Baha Mar recently put out a pamphlet touting the resort as an investment that is paying off for all Bahamians. When the project was topped off last February, Christie declared that Baha Mar “is another step toward securing the future of our country.”
Big economic boost?
The developers released a report by Oxford Economics last June that showed the project accounted for 5 percent of the annual gross domestic product in the Bahamas in both 2011 and 2012. The report estimated that once the gambling resort is operational, on average it will account for 12.8 percent of GDP.
“Baha Mar is expected to generate literally billions of dollars in economic benefits,” said Izmirlian. “This creates real opportunities for Bahamians — jobs, training, entrepreneurship and economic mobility.”
For Lucy Poitier, a merchant at the Pompey Village straw market, such benefits can’t come soon enough. The new marketplace of gaily painted wooden buildings and a small bar sits at the entrance to Baha Mar and replaces two straw markets that were on the site.
“Where they’re building is where we were, but the straw market burned down,” said Poitier, 65, who has been selling T-shirts and other souvenir items for 48 years. “Baha Mar is going to be good; it’s good for the economy; we’ll have more employment.”
Right now, she’s miffed about a security alert from the U.S. Embassy in Nassau warning American citizens to be on “heightened alert” when traveling to the Bahamas because of a spike in crime, including the murder of two U.S. citizens in the past eight months.
“There’s crime the world over.
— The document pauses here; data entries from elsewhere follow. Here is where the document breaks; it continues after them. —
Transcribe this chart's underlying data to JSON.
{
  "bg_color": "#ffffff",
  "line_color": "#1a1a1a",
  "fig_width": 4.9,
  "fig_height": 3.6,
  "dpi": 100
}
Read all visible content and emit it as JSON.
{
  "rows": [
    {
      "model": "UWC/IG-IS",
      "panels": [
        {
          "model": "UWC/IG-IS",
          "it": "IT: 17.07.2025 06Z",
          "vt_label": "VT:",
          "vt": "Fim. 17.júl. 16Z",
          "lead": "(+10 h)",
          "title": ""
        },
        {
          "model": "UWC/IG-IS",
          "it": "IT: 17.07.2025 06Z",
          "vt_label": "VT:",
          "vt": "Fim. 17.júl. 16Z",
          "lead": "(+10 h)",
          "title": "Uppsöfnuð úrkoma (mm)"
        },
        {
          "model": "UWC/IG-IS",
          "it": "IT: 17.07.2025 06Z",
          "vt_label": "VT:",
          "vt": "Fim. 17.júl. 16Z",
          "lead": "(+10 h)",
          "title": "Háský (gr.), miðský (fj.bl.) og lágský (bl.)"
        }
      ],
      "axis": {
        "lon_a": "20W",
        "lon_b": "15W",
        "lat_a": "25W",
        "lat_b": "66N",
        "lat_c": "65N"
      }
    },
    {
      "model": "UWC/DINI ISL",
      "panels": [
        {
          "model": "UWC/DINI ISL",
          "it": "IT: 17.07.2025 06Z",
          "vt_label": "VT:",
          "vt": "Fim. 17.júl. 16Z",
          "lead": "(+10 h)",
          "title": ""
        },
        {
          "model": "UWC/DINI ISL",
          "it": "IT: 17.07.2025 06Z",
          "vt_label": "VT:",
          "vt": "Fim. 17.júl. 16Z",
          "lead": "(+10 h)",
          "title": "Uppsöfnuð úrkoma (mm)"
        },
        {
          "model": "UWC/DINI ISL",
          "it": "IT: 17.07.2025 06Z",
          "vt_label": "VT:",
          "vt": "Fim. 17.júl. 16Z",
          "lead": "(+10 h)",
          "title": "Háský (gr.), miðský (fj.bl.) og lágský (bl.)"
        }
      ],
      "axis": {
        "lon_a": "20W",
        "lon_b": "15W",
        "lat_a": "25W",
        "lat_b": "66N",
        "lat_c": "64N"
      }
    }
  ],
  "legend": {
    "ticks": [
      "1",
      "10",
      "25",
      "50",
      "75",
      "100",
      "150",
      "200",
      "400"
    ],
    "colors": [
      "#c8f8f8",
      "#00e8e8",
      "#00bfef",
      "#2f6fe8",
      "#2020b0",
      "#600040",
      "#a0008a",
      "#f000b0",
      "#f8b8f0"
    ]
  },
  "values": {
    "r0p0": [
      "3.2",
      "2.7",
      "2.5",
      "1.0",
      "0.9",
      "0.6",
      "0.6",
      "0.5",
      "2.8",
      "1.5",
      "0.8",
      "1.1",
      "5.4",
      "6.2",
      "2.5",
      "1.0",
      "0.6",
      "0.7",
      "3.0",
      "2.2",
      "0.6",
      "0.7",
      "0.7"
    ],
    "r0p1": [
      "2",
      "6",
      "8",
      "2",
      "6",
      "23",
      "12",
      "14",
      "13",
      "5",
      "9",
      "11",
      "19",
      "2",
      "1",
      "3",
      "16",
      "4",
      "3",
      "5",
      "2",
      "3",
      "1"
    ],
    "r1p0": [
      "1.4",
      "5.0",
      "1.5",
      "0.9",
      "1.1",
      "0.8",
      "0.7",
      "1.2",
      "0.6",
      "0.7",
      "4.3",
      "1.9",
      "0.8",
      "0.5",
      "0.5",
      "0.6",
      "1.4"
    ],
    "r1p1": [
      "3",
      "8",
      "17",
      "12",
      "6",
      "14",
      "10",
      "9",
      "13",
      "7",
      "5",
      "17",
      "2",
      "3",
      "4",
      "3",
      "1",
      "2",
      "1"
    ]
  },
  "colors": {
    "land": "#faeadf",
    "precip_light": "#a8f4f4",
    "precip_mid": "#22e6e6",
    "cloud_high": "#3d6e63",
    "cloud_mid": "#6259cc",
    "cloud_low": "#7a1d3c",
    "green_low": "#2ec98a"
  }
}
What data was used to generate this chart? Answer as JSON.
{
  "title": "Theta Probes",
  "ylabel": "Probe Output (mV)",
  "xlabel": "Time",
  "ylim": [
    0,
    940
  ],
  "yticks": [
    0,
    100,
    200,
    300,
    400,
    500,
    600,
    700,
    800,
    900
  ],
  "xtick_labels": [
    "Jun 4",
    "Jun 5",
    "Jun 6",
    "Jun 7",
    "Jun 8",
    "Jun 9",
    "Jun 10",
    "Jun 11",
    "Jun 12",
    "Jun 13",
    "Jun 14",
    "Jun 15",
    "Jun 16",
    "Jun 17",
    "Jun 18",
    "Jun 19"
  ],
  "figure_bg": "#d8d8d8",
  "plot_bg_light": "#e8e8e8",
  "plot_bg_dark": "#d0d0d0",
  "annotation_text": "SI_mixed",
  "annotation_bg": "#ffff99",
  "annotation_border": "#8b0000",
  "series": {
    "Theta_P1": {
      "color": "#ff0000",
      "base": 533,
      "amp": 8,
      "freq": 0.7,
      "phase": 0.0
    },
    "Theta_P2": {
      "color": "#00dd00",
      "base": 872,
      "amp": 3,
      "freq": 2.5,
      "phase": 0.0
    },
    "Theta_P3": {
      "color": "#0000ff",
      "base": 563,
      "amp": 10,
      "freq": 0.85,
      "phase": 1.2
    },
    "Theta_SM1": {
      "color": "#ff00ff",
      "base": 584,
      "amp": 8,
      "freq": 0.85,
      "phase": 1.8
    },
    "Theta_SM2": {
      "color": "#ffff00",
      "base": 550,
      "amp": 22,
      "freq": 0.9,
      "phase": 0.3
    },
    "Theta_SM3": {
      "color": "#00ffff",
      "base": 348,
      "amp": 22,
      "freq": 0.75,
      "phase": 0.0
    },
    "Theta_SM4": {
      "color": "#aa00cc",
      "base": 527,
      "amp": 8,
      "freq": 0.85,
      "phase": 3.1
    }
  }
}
It’s safe here,” Poitier said.
And she is looking forward to the December opening of Baha Mar. “Oh yeah, it will be ready. They are working around the clock, you know.”
But with its 30 restaurants, boutiques, bars and nightclubs and two spas, will Baha Mar be a self-contained Las Vegas on the beach and cut into sales of other businesses outside its confines?
Cash, the Twin Brothers manager, doesn’t think so. Patrons will still want the authentic Fish Fry atmosphere, he said, and come for Twin Brothers’ cracked conch, snapper and blended-from-scratch daiquiris.
“We have our own clientele — a very good clientele that is about 20 percent local,” Cash said. “It’s not going to bother us.”